L'année 2013 a confirmé le ralentissement du marché immobilier entamé depuis 2011.
Si certains indicateurs comme le nombre de permis de construire (- 3 % sur les 12 derniers mois) sont en baisse, la valeur des transactions foncières est en hausse de 5 %. Preuve que le marché n'est pas totalement à l'arrêt.
Sans surprise, la situation sécuritaire locale et l'enlisement du conflit en Syrie affectent la demande des appartements neufs, des bureaux et des boutiques. Seul le marché foncier garde une certaine dynamique, mais l'intérêt des promoteurs et des investisseurs est freiné par l'incohérence des prix demandés par les propriétaires qui ont du mal à s'adapter à la nouvelle donne du marché.

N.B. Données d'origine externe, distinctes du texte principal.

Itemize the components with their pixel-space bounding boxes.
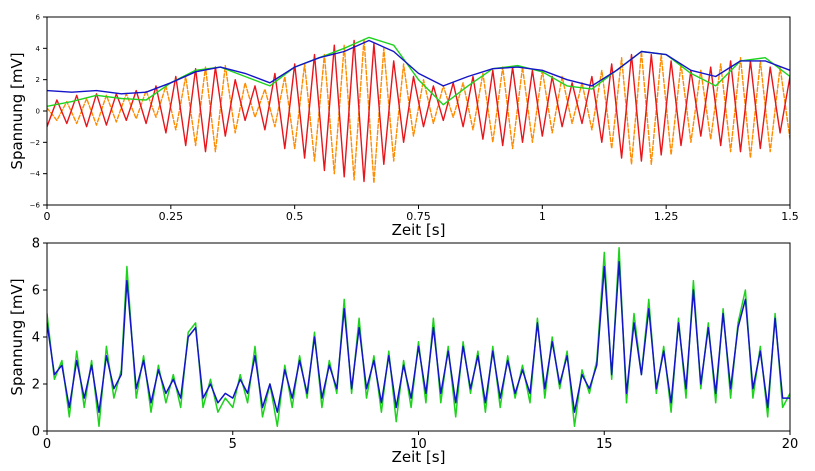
top-y-tick-label-5: 4 xyxy=(36,45,41,53)
top-y-tick-label-1: −4 xyxy=(30,170,41,178)
bottom-y-tick-label-0: 0 xyxy=(32,425,40,440)
bottom-y-tick-label-1: 2 xyxy=(32,378,40,393)
bottom-x-tick-label-1: 5 xyxy=(229,437,237,452)
top-series-layer xyxy=(47,36,790,184)
bottom-x-tick-label-4: 20 xyxy=(782,437,799,452)
bottom-y-tick-label-2: 4 xyxy=(32,331,40,346)
bottom-y-axis-label: Spannung [mV] xyxy=(8,278,26,395)
chart-bottom: 0 5 10 15 20 0 2 4 6 8 Zeit [s] Spannung [mV] xyxy=(8,237,798,466)
top-y-tick-label-4: 2 xyxy=(36,76,40,84)
bottom-x-tick-label-3: 15 xyxy=(596,437,613,452)
top-x-tick-label-0: 0 xyxy=(44,210,51,223)
bottom-series-line-2 xyxy=(47,261,790,413)
bottom-y-tick-label-4: 8 xyxy=(32,237,40,252)
top-x-tick-label-2: 0.5 xyxy=(286,210,304,223)
top-x-tick-label-1: 0.25 xyxy=(159,210,184,223)
top-x-ticks: 0 0.25 0.5 0.75 1 1.25 1.5 xyxy=(44,205,799,223)
bottom-x-ticks: 0 5 10 15 20 xyxy=(43,431,798,452)
top-x-tick-label-3: 0.75 xyxy=(406,210,431,223)
top-series-line-2 xyxy=(47,39,790,183)
top-y-ticks: −6 −4 −2 0 2 4 6 xyxy=(30,13,47,209)
top-y-tick-label-2: −2 xyxy=(30,139,40,147)
top-x-tick-label-6: 1.5 xyxy=(781,210,799,223)
top-x-tick-label-5: 1.25 xyxy=(654,210,679,223)
top-y-axis-label: Spannung [mV] xyxy=(8,52,26,169)
top-series-line-4 xyxy=(47,39,790,95)
bottom-x-tick-label-2: 10 xyxy=(410,437,427,452)
top-y-tick-label-0: −6 xyxy=(30,201,41,209)
bottom-x-axis-label: Zeit [s] xyxy=(392,448,446,466)
bottom-y-ticks: 0 2 4 6 8 xyxy=(32,237,47,440)
bottom-y-tick-label-3: 6 xyxy=(32,284,40,299)
bottom-x-tick-label-0: 0 xyxy=(43,437,51,452)
top-y-tick-label-6: 6 xyxy=(36,13,41,21)
top-x-tick-label-4: 1 xyxy=(539,210,546,223)
top-x-axis-label: Zeit [s] xyxy=(392,221,446,239)
chart-top: 0 0.25 0.5 0.75 1 1.25 1.5 −6 −4 −2 0 2 4 6 Zeit [s]… xyxy=(8,13,799,239)
bottom-series-layer xyxy=(47,246,790,428)
top-y-tick-label-3: 0 xyxy=(36,107,40,115)
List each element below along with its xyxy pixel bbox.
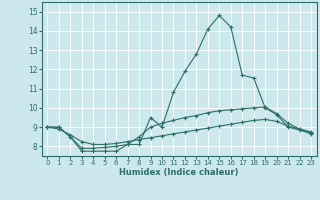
X-axis label: Humidex (Indice chaleur): Humidex (Indice chaleur) <box>119 168 239 177</box>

Comme l'an passé, les ventes des appartements neufs à Beyrouth ont été ralenties par une demande en dents de scie. Les ventes mettent encore beaucoup de temps à se réaliser. Cette tendance est renforcée par une inadéquation entre les acheteurs, qui pensent avoir facilement des rabais, et les vendeurs qui, eux, veulent sauver la face. Toutefois, 2013 a confirmé la baisse des prix commencée en 2012.
Désormais tous les promoteurs ou presque donnent avec une certaine facilité de 5 à 10 % de réduction. Les négociations pour obtenir de 10 à 15 % sont également possibles. C'est assurément le bon moment pour acheter ! Il y a beaucoup de produits sur le marché et le nombre des invendus ne cesse d'augmenter, donc les options ne manquent pas. Idéal pour chercher, comparer, négocier et trouver le bon produit à sa juste valeur.
Du côté de la location, la demande pour des bureaux se maintient dans un contexte économique pourtant en déclin. La périphérie de Beyrouth s'affirme de plus en plus comme une adresse d'affaires avec des produits de qualité, des places de parking et des loyers cohérents. Ainsi, les bureaux de Sin el-Fil sont devenus plus recherchés que ceux d'Achrafieh.
Si les loyers des petits appartements de 2 000 à 3 000 dollars par mois restent stables, celui des appartements haut de gamme (de 4 000 à 6 000 dollars par mois) est en baisse de 10 à 15 %. La demande des expatriés occidentaux et des ressortissants syriens les plus fortunés n'est pas suffisante pour écouler tout le stock disponible.
L'évolution des loyers commerciaux est également dans une spirale négative. Le nombre de boutiques à louer s'accumule. Les chiffres d'affaires des commerçants ayant baissé de 20 à 30 %, la logique voudrait que les loyers en fassent autant.